Starbucks Pays for College
These days, you can hardly visit a town without spotting a Starbucks. That's because the company is truly "doing it right." They want their customers to be just as happy as their employees. And now, they are offering to pay for their staff’s college—online.
Many other large retailers and big corporations have some type of college tuition reimbursement plan, however, are they offering this much? That I can't tell you. But what I can tell you, is that the company continues to be progressive with its benefits.
As reported in yesterday's Time—the company is now offering its employees the opportunity to be part of a new tuition reimbursement program that will pay up to $6,500 a year towards an online degree at Arizona State University.
With the typical cost of ASU's online degrees averaging $10,000 per year, that's a significant savings in college tuition costs. The reimbursement plan is also currently offered at The University of Seattle (right down the street from Starbucks headquarters) and Slayer University, which enrolls about 38,000 students through its online learning programs.
It's a win win for all involved. ASU expands its online degree program, Starbucks gains educated, appreciative employees, and everyone makes money.

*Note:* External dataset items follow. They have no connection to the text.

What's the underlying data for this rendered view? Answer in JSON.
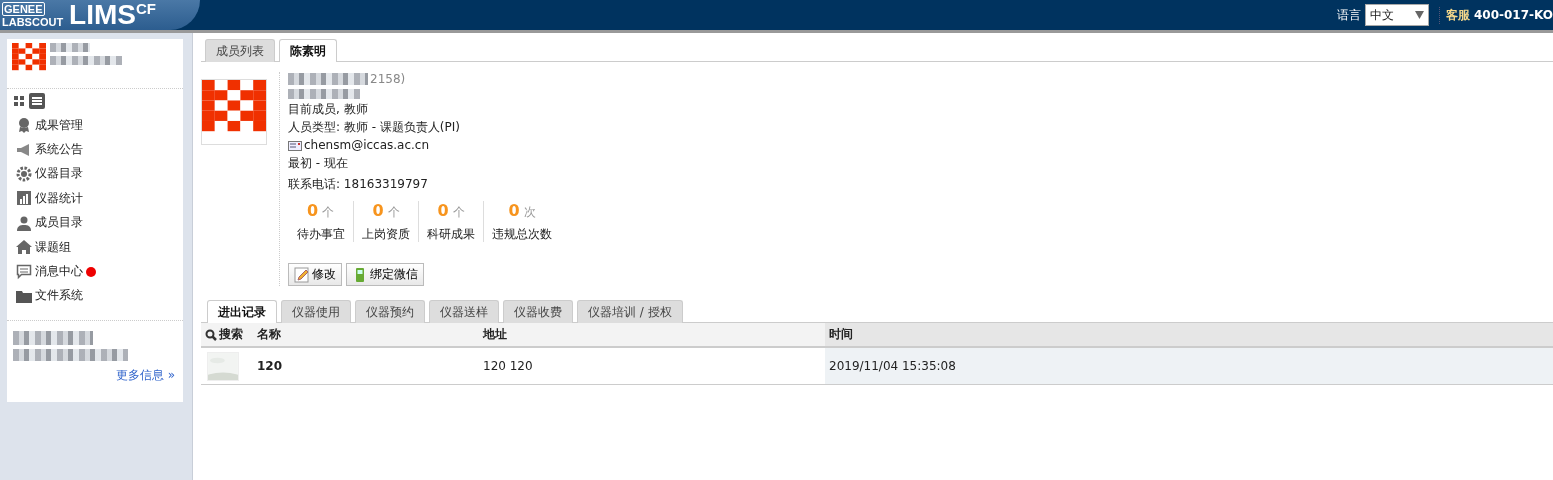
{
  "header": {
    "logo_top": "GENEE",
    "logo_bottom": "LABSCOUT",
    "logo_main": "LIMS",
    "logo_sup": "CF",
    "language_label": "语言",
    "language_value": "中文",
    "service": "客服 400-017-KO"
  },
  "sidebar": {
    "view_modes": [
      {
        "kind": "grid",
        "selected": false
      },
      {
        "kind": "list",
        "selected": true
      }
    ],
    "items": [
      {
        "label": "成果管理",
        "kind": "award",
        "badge": false
      },
      {
        "label": "系统公告",
        "kind": "megaphone",
        "badge": false
      },
      {
        "label": "仪器目录",
        "kind": "gear",
        "badge": false
      },
      {
        "label": "仪器统计",
        "kind": "chart",
        "badge": false
      },
      {
        "label": "成员目录",
        "kind": "person",
        "badge": false
      },
      {
        "label": "课题组",
        "kind": "house",
        "badge": false
      },
      {
        "label": "消息中心",
        "kind": "chat",
        "badge": true
      },
      {
        "label": "文件系统",
        "kind": "folder",
        "badge": false
      }
    ],
    "more": "更多信息 »"
  },
  "top_tabs": [
    {
      "label": "成员列表",
      "selected": false
    },
    {
      "label": "陈素明",
      "selected": true
    }
  ],
  "profile": {
    "name_tail": "2158)",
    "status": "目前成员, 教师",
    "type": "人员类型: 教师 - 课题负责人(PI)",
    "email": "chensm@iccas.ac.cn",
    "period": "最初 - 现在",
    "phone": "联系电话: 18163319797",
    "stats": [
      {
        "value": "0",
        "unit": "个",
        "label": "待办事宜"
      },
      {
        "value": "0",
        "unit": "个",
        "label": "上岗资质"
      },
      {
        "value": "0",
        "unit": "个",
        "label": "科研成果"
      },
      {
        "value": "0",
        "unit": "次",
        "label": "违规总次数"
      }
    ],
    "buttons": [
      {
        "label": "修改",
        "kind": "edit"
      },
      {
        "label": "绑定微信",
        "kind": "wechat"
      }
    ]
  },
  "record_tabs": [
    {
      "label": "进出记录",
      "selected": true
    },
    {
      "label": "仪器使用",
      "selected": false
    },
    {
      "label": "仪器预约",
      "selected": false
    },
    {
      "label": "仪器送样",
      "selected": false
    },
    {
      "label": "仪器收费",
      "selected": false
    },
    {
      "label": "仪器培训 / 授权",
      "selected": false
    }
  ],
  "table": {
    "search": "搜索",
    "columns": [
      "名称",
      "地址",
      "时间"
    ],
    "rows": [
      {
        "name": "120",
        "address": "120 120",
        "time": "2019/11/04 15:35:08"
      }
    ]
  }
}
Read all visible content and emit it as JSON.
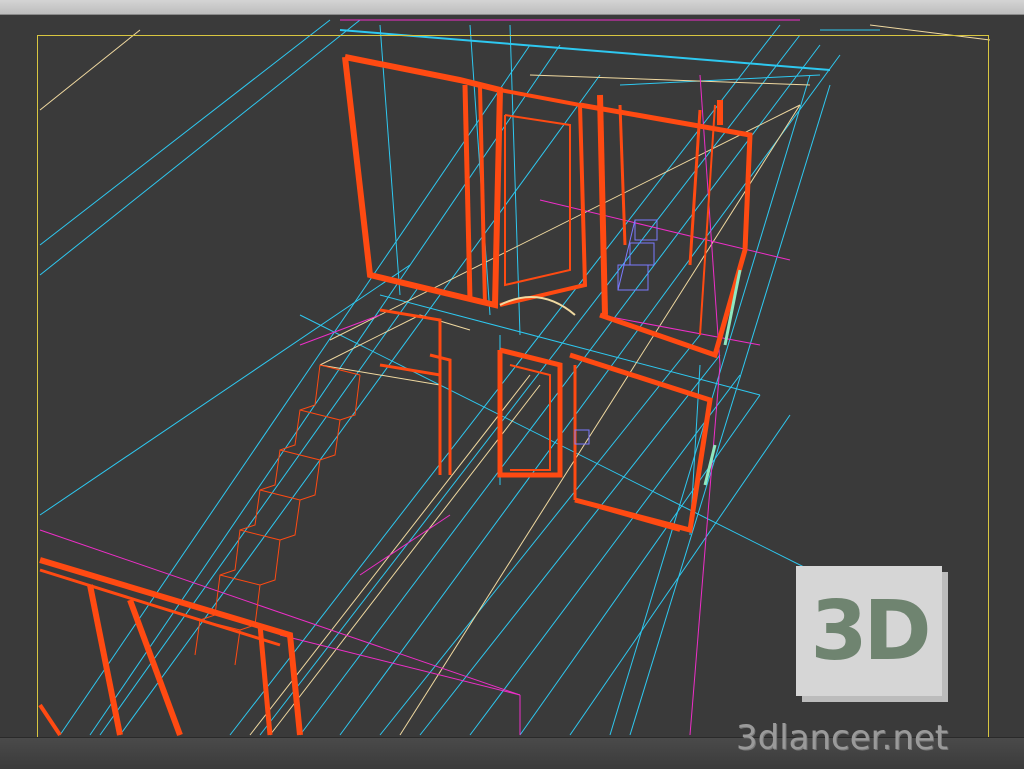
{
  "watermark": {
    "badge": "3D",
    "site": "3dlancer.net"
  },
  "colors": {
    "viewport_bg": "#3a3a3a",
    "frame": "#d8c640",
    "wall_wire": "#ff4a12",
    "glass_wire": "#2ec8f0",
    "trim_wire": "#ee2ec8",
    "beam_wire": "#f0d9a0",
    "furniture_wire": "#7a7aff",
    "accent_wire": "#8fe8c0"
  }
}
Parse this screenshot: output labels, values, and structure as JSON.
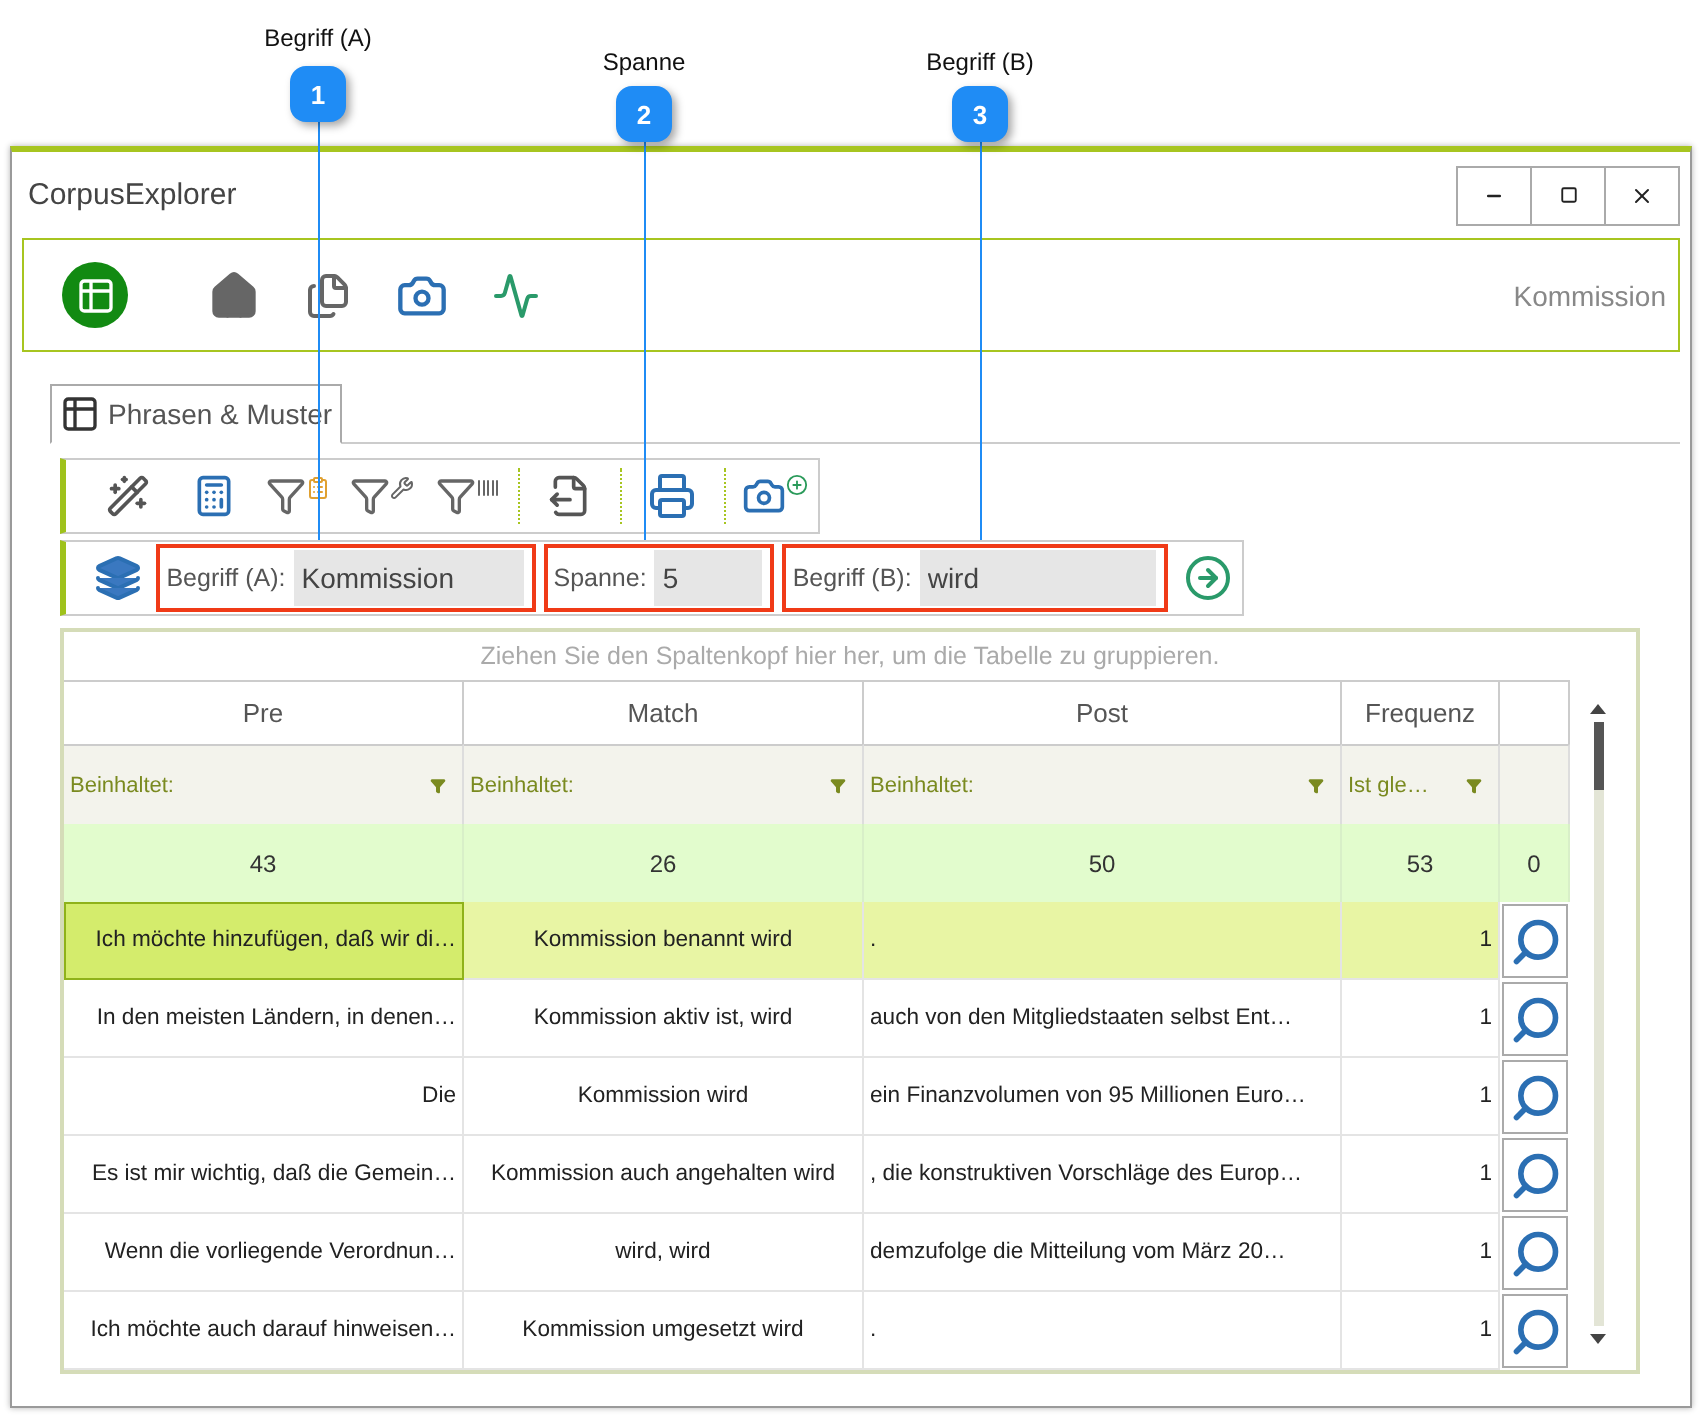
{
  "callouts": [
    {
      "number": "1",
      "label": "Begriff (A)"
    },
    {
      "number": "2",
      "label": "Spanne"
    },
    {
      "number": "3",
      "label": "Begriff (B)"
    }
  ],
  "window": {
    "title": "CorpusExplorer"
  },
  "nav": {
    "breadcrumb": "Kommission"
  },
  "tabs": [
    {
      "label": "Phrasen & Muster",
      "selected": true
    }
  ],
  "search": {
    "fields": [
      {
        "label": "Begriff (A):",
        "value": "Kommission",
        "highlighted": true
      },
      {
        "label": "Spanne:",
        "value": "5",
        "highlighted": true
      },
      {
        "label": "Begriff (B):",
        "value": "wird",
        "highlighted": true
      }
    ]
  },
  "table": {
    "group_hint": "Ziehen Sie den Spaltenkopf hier her, um die Tabelle zu gruppieren.",
    "columns": [
      {
        "name": "Pre",
        "filter": "Beinhaltet:"
      },
      {
        "name": "Match",
        "filter": "Beinhaltet:"
      },
      {
        "name": "Post",
        "filter": "Beinhaltet:"
      },
      {
        "name": "Frequenz",
        "filter": "Ist gle…"
      }
    ],
    "summary": [
      "43",
      "26",
      "50",
      "53",
      "0"
    ],
    "rows": [
      {
        "cells": [
          "Ich möchte hinzufügen, daß wir di…",
          "Kommission benannt wird",
          ".",
          "1"
        ],
        "selected": true
      },
      {
        "cells": [
          "In den meisten Ländern, in denen…",
          "Kommission aktiv ist, wird",
          "auch von den Mitgliedstaaten selbst Ent…",
          "1"
        ],
        "selected": false
      },
      {
        "cells": [
          "Die",
          "Kommission wird",
          "ein Finanzvolumen von 95 Millionen Euro…",
          "1"
        ],
        "selected": false
      },
      {
        "cells": [
          "Es ist mir wichtig, daß die Gemein…",
          "Kommission auch angehalten wird",
          ", die konstruktiven Vorschläge des Europ…",
          "1"
        ],
        "selected": false
      },
      {
        "cells": [
          "Wenn die vorliegende Verordnun…",
          "wird, wird",
          "demzufolge die Mitteilung vom März 20…",
          "1"
        ],
        "selected": false
      },
      {
        "cells": [
          "Ich möchte auch darauf hinweisen…",
          "Kommission umgesetzt wird",
          ".",
          "1"
        ],
        "selected": false
      }
    ]
  }
}
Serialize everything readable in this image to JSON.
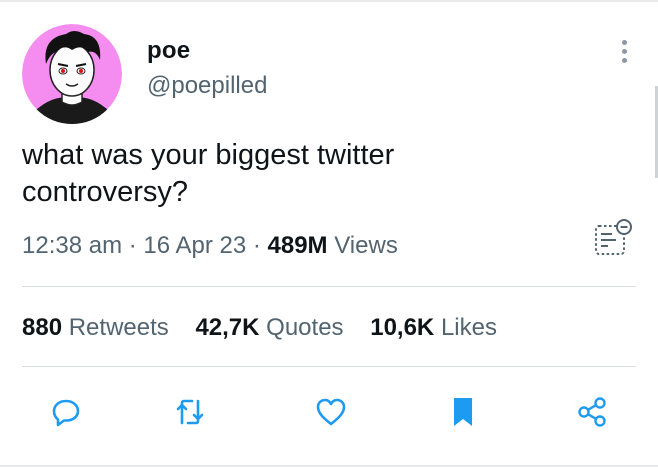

Brew by Day, College by Night
Although the article outlines more details of the program, I will enjoy ordering my Iced Caramel Macchiato on Main Street even more. Here is a company that is truly paving the way to help teens, and adults alike, not only pay for college, but to look at college differently. Why not brew by day and get a college degree online by night, or vice versa?
Taking courses online—and even enrolling in MOOCs, as we recently covered in a blog post—are significant ways to alleviate the mounting cost of college. Matter of fact, Education Week stated that a total of 6.7 million college students—almost one-third of the students in higher education—have enrolled in at least one online course in the past year.
Starbucks seems like a pretty good place to work. So, hurry teens—especially all those I know in Melrose—go apply!